Weitzel, the Dr. Norman & Melinda Payson Professor in Medical Oncology, added that the SNP data actually gave me a slight favorable edge in terms of my cancer risk and that while my risk was high (mostly because of family history), it was difficult to quantify. He estimated my lifetime breast cancer risk of somewhere between 16% and 40%, although my chance of being diagnosed with it in the next five years was only 1.7% (while this seems small, it is double the average risk and typical for a woman 10 years older than me — breast cancer risk increases with age).

Screening Recommendations

He recommended annual mammograms and MRIs done six months apart, based on National Comprehensive Cancer Network guidelines, and mentioned that some women with my risk profile choose to take Tamoxifen.

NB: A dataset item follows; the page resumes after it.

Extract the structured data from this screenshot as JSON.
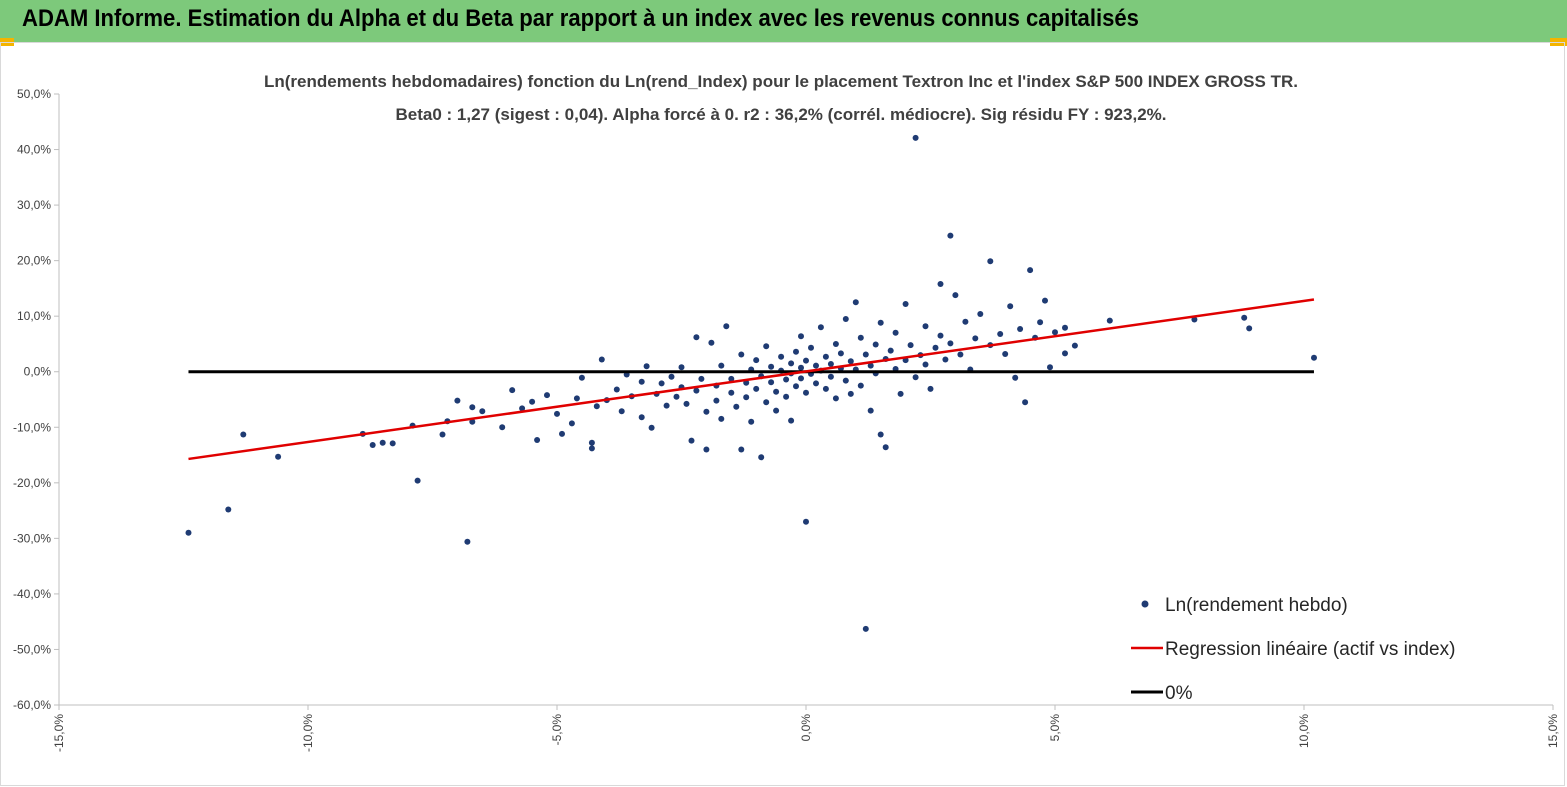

He also advised me to reduce other breast cancer risk factors by maintaining a healthy weight and regular exercise program, eating healthy foods and refraining from excessive alcohol consumption. In addition, he and Nehoray suggested that other family members, such as my sister, consider genetic testing, since just because I didn’t inherit any mutations, it doesn’t mean there aren’t any present in my family.
On a practical level, I plan to follow his screening recommendations, and have my first breast MRI scheduled. (Tamoxifen, no.) Emotionally, I am still trying to wrap my head around the fact that in just a few short months I went from thinking my breast cancer risk was average to learning it was high. But I am relieved to have the genetic information, as well as a screening plan in place. One thing I have learned working at City of Hope is that the best cancer treatment is prevention.
Samantha Bonar (pictured above left) is senior manager of content at City of Hope.